Faschos und Querfront im Vorteil

Diese Probleme haben Rechte nicht. So ist es kein Zufall, dass zur Zeit der völkische Flügel bei der AfD gewinnt und die Partei immer mehr nach rechts wandert. Das kann auch anders ausgehen, weil gerade Rechte total auf staatliche Anerkennung scharf sind. Da stehen die stramm, und „moderate“ Mitglieder fordern dann Regierungsbeteiligungen. Aber doch haben Rechte einen großen Vorteil: Sie wollen nicht wie außerparlamentarische Linke an die Eigentums- und Staatsordnung ran, nicht die Unterdrückung abschaffen.
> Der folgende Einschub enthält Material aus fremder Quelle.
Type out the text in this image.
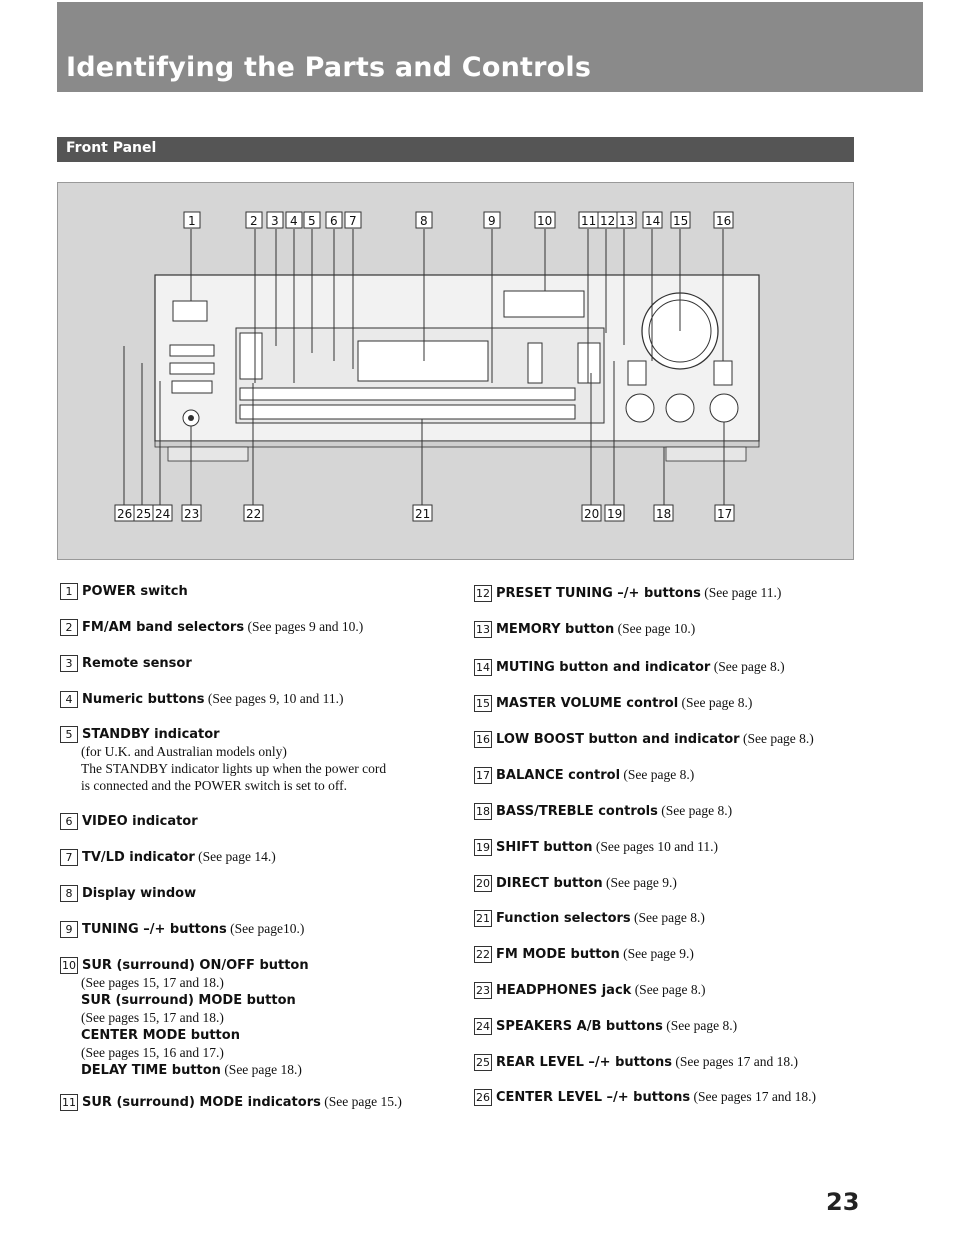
Identifying the Parts and Controls
Front Panel
1	2 3 4 5 6 7	8	9	10 11 12 13 14 15 16
26 25 24 23	22	21	20 19	18	17
1 POWER switch
2 FM/AM band selectors (See pages 9 and 10.)
3 Remote sensor
4 Numeric buttons (See pages 9, 10 and 11.)
5 STANDBY indicator
(for U.K. and Australian models only)
The STANDBY indicator lights up when the power cord
is connected and the POWER switch is set to off.
6 VIDEO indicator
7 TV/LD indicator (See page 14.)
8 Display window
9 TUNING –/+ buttons (See page10.)
10 SUR (surround) ON/OFF button
(See pages 15, 17 and 18.)
SUR (surround) MODE button
(See pages 15, 17 and 18.)
CENTER MODE button
(See pages 15, 16 and 17.)
DELAY TIME button (See page 18.)
11 SUR (surround) MODE indicators (See page 15.)
12 PRESET TUNING –/+ buttons (See page 11.)
13 MEMORY button (See page 10.)
14 MUTING button and indicator (See page 8.)
15 MASTER VOLUME control (See page 8.)
16 LOW BOOST button and indicator (See page 8.)
17 BALANCE control (See page 8.)
18 BASS/TREBLE controls (See page 8.)
19 SHIFT button (See pages 10 and 11.)
20 DIRECT button (See page 9.)
21 Function selectors (See page 8.)
22 FM MODE button (See page 9.)
23 HEADPHONES jack (See page 8.)
24 SPEAKERS A/B buttons (See page 8.)
25 REAR LEVEL –/+ buttons (See pages 17 and 18.)
26 CENTER LEVEL –/+ buttons (See pages 17 and 18.)
23
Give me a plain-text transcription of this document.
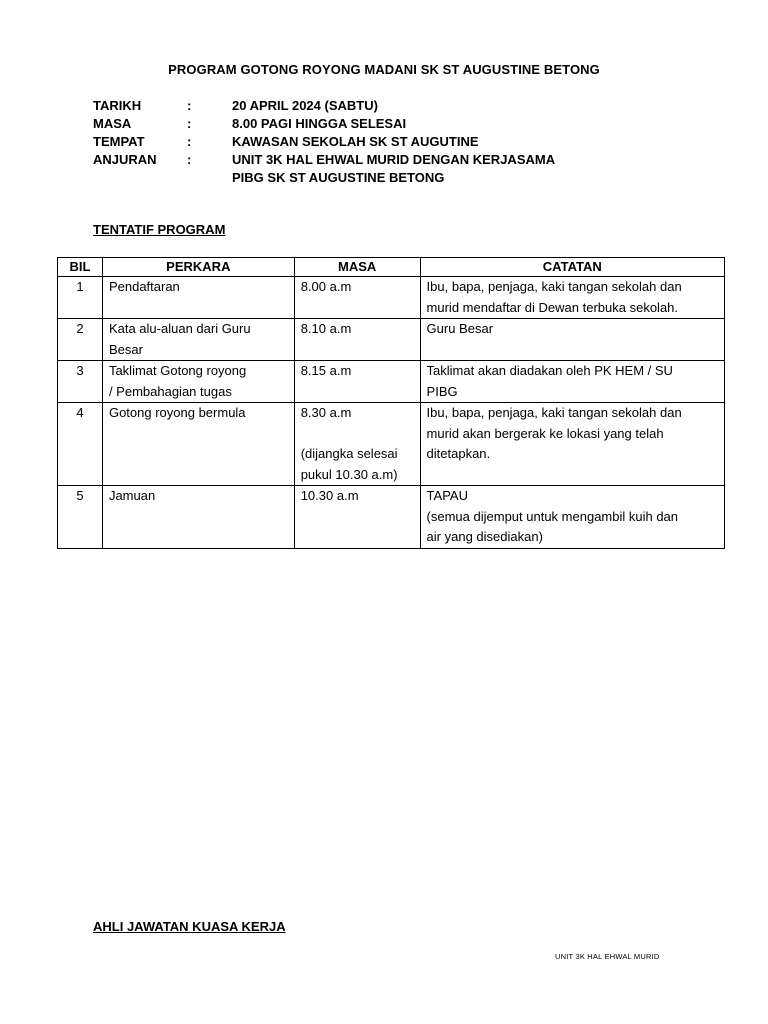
PROGRAM GOTONG ROYONG MADANI SK ST AUGUSTINE BETONG
TARIKH	:	20 APRIL 2024 (SABTU)
MASA	:	8.00 PAGI HINGGA SELESAI
TEMPAT	:	KAWASAN SEKOLAH SK ST AUGUTINE
ANJURAN	:	UNIT 3K HAL EHWAL MURID DENGAN KERJASAMA
PIBG SK ST AUGUSTINE BETONG
TENTATIF PROGRAM
BIL	PERKARA	MASA	CATATAN
1	Pendaftaran	8.00 a.m	Ibu, bapa, penjaga, kaki tangan sekolah dan
murid mendaftar di Dewan terbuka sekolah.

2	Kata alu-aluan dari Guru
Besar	8.10 a.m	Guru Besar

3	Taklimat Gotong royong
/ Pembahagian tugas	8.15 a.m	Taklimat akan diadakan oleh PK HEM / SU
PIBG

4	Gotong royong bermula	8.30 a.m
(dijangka selesai
pukul 10.30 a.m)	Ibu, bapa, penjaga, kaki tangan sekolah dan
murid akan bergerak ke lokasi yang telah
ditetapkan.

5	Jamuan	10.30 a.m	TAPAU
(semua dijemput untuk mengambil kuih dan
air yang disediakan)
AHLI JAWATAN KUASA KERJA
UNIT 3K HAL EHWAL MURID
Sie wollen diese vielmehr richtig zur Geltung bringen und finden damit auch im Staatsapparat, bei Polizei etc. großen Anklang. Endlich wieder an den Grenzen auf Menschen schießen! Endlich das ganze Land mit eisernem Besen auskehren! BlaBlaGrusel. So weit entfernt sind AfD und Co. aber inhaltlich nicht von Merkel oder der SPD, man streitet sich nur um das Wie und Wieviel. Das gilt auch für die Linksparteiler Wagenknecht und Lafontaine, die gerade eine nationalistische Sammlungsbewegung namens #aufstehen gründen. Die soll sich für mehr Polizei, weniger Migrant*innen, dafür aber einen höheren Mindestlohn einsetzen. Also sozialen Horror mit nationalem Horror „lösen“. Das Argument, das alle Kritik abwehren soll, ist dann immer: Damit haben die Erfolg, willst DU denn immer in der Minderheit bleiben? Erfolg wollen wir aber nicht mit irgendwas, sondern mit einer bestimmten Kritik und unserem Streiten für ein gutes Leben für alle haben.

Jetzt mit Internet!

Auch die spanische Partei Podemos redet viel von Patriotismus, ist aber zugleich noch stark von Leuten aus antirassistischen Bewegungen getragen und behält basisdemokratische Prinzipien bei. Offene Versammlungen und Internetabstimmungen sind wichtiger Bestandteil dieser Partei. Erstmal ziemlich sympathisch! Zugleich geht es hier oft nur um andere Formen von Politik. Inhaltlich bleibt alles beim Alten, die Eigentumsverhältnisse werden nicht angekratzt. Und zugleich sind die hoffnungsfrohen Fans solcher Parteien so vergesslich. So war, als Syriza in Griechenland an die Macht kam, die Zuversicht auch groß, Linke redeten sich um theoretischen Kopf und empirischen Kragen, riefen das Ende des Sozialabbaus in Griechenland aus. Es findet keine Analyse statt, dass auch Syriza Schulden bedienen, soziale Kürzungen und Privatisierungen vorantreiben muss. Die kürzten Renten, schmissen Leute raus, verschärften die Armut. Und die Linken weltweit nannten das „Verrat“ und setzten ihre Hoffnungen in neue Parteien. Anstatt mal innezuhalten, die eigenen Positionen zu analysieren und bessere zu entwickeln. Doch wie könnten die aussehen?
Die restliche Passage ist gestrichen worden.